Abdul Bakhi said: “We had a photo of him and we went round all the people. Nobody knew him. It’s because he had only been in Calais a day.

“We went to the police and they took all the information about him. We went to cafes, restaurants and other places to see if anyone knew him.”

They returned to the UK. Days later Al Balkhi’s mother asked Abdul Bakhi to return and look again.

“But he had just disappeared,” said Abdul Bakhi. “We just didn’t think he had tried to swim. We thought he had been killed, maybe he was in prison. But if he was killed they would find a body. One month, two months, three months, six months.”

Meanwhile, investigations were continuing into the identities of the two bodies.

Abdul Bakhi said: “An Arabic journalist in France helped us. He spoke to a journalist in Norway he knew was looking into the two bodies."

"The journalist asked my brother in Bradford to take his DNA.

“There was some doubt. So they ask for DNA from his mother."

That DNA matched with the body found in Holland.

The family do not know when Al Balkhi met Omar Kataf and how they tried to swim across.

Abdul Bakhi said the images of three-year-old Aylan Kurdi, lying face down on a Turkish beach brought back the memories of his nephew's death.
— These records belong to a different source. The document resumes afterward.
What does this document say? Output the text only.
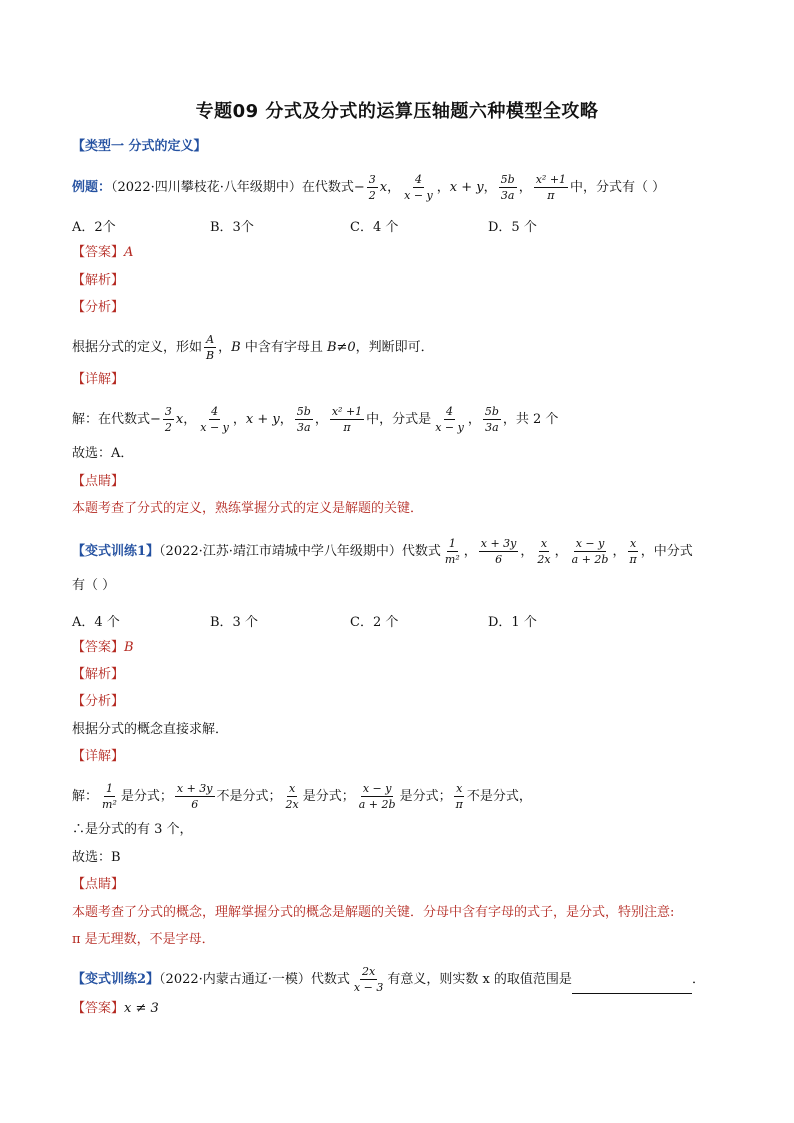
专题09 分式及分式的运算压轴题六种模型全攻略
【类型一 分式的定义】
例题：（2022·四川攀枝花·八年级期中）在代数式− $\frac{3}{2}$ x， $\frac{4}{x - y}$ ，x + y， $\frac{5b}{3a}$ ， $\frac{\text{x² +1}}{\pi}$ 中，分式有（ ）
A．2个	B．3个	C．4 个	D．5 个
【答案】A
【解析】
【分析】
根据分式的定义，形如 $\frac{A}{B}$ ，B 中含有字母且 B≠0，判断即可．
【详解】
解：在代数式− $\frac{3}{2}$ x， $\frac{4}{x - y}$ ，x + y， $\frac{5b}{3a}$ ， $\frac{\text{x² +1}}{\pi}$ 中，分式是 $\frac{4}{x - y}$ ， $\frac{5b}{3a}$ ，共 2 个
故选：A．
【点睛】
本题考查了分式的定义，熟练掌握分式的定义是解题的关键．
【变式训练1】（2022·江苏·靖江市靖城中学八年级期中）代数式 $\frac{1}{\text{m²}}$ ， $\frac{x + 3y}{6}$ ， $\frac{x}{2x}$ ， $\frac{x - y}{a + 2b}$ ， $\frac{x}{\pi}$ ，中分式
有（ ）
A．4 个	B．3 个	C．2 个	D．1 个
【答案】B
【解析】
【分析】
根据分式的概念直接求解．
【详解】
解： $\frac{1}{\text{m²}}$ 是分式； $\frac{x + 3y}{6}$ 不是分式； $\frac{x}{2x}$ 是分式； $\frac{x - y}{a + 2b}$ 是分式； $\frac{x}{\pi}$ 不是分式，
∴是分式的有 3 个，
故选：B
【点睛】
本题考查了分式的概念，理解掌握分式的概念是解题的关键．分母中含有字母的式子，是分式，特别注意:
π 是无理数，不是字母．
【变式训练2】（2022·内蒙古通辽·一模）代数式 $\frac{2x}{x - 3}$ 有意义，则实数 x 的取值范围是	．
【答案】x ≠ 3
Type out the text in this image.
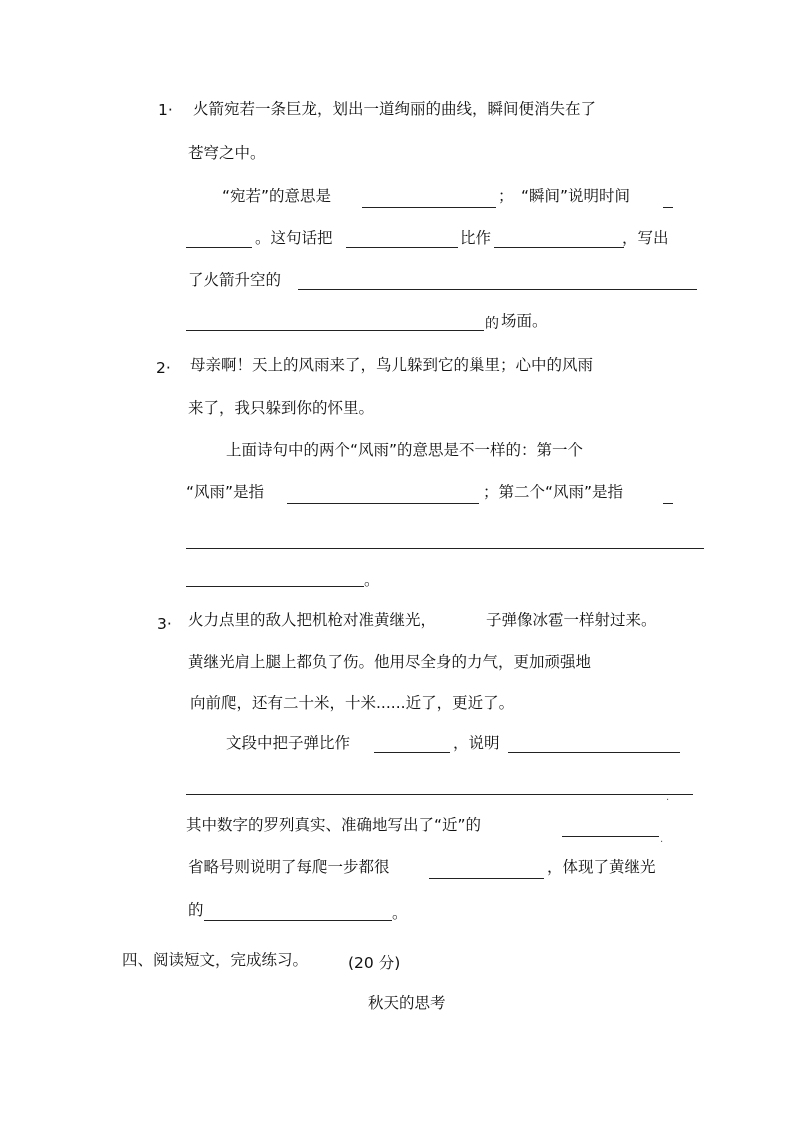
1· 火箭宛若一条巨龙，划出一道绚丽的曲线，瞬间便消失在了
苍穹之中。
“宛若”的意思是	； “瞬间”说明时间
。这句话把	比作	，写出
了火箭升空的
的 场面。
2· 母亲啊！天上的风雨来了，鸟儿躲到它的巢里；心中的风雨
来了，我只躲到你的怀里。
上面诗句中的两个“风雨”的意思是不一样的：第一个
“风雨”是指	；第二个“风雨”是指
。
3· 火力点里的敌人把机枪对准黄继光，	子弹像冰雹一样射过来。
黄继光肩上腿上都负了伤。他用尽全身的力气，更加顽强地
向前爬，还有二十米，十米......近了，更近了。
文段中把子弹比作	，说明
.
其中数字的罗列真实、准确地写出了“近”的
.
省略号则说明了每爬一步都很	，体现了黄继光
的	。
四、阅读短文，完成练习。	(20 分)
秋天的思考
He said: "I saw that and I thought that happened to my nephew. Aylan maybe one day his boat tipped over in the night. It’s very sad.

"It shows how desperate people are for safety."

Abdul Bakhi said the priority was to campaign so his sister and her family could see the unmarked grave where Al Bakhi’s remains are.

He said: “My sister wants to see the grave of her son. There is good people there. When they heard his story they began to place flowers. But his mother wants to see it.”

Al Balkhi’s sister Rahaf, who speaks fluent English, said they hoped to be resettled in Europe, possibly in the UK where their relatives are.

She said: “It’s very hard. Sometimes we pray and we wish that it was not Mouaz, we pray there is some mistake with the DNA samples.

"But after a while I have started to accept it more.

“We would really like to be in a place that is near to Mouaz, like the Netherlands, but because we have family members in the UK we think it is a more suitable place. It is not far from Holland and we can go easily to his grave.

“We wish to live our lives, to work and study. We cannot imagine anything better than being near Mouaz.

“Now he’s lost his life, we can’t see him so we feel like we just want to see his grave.”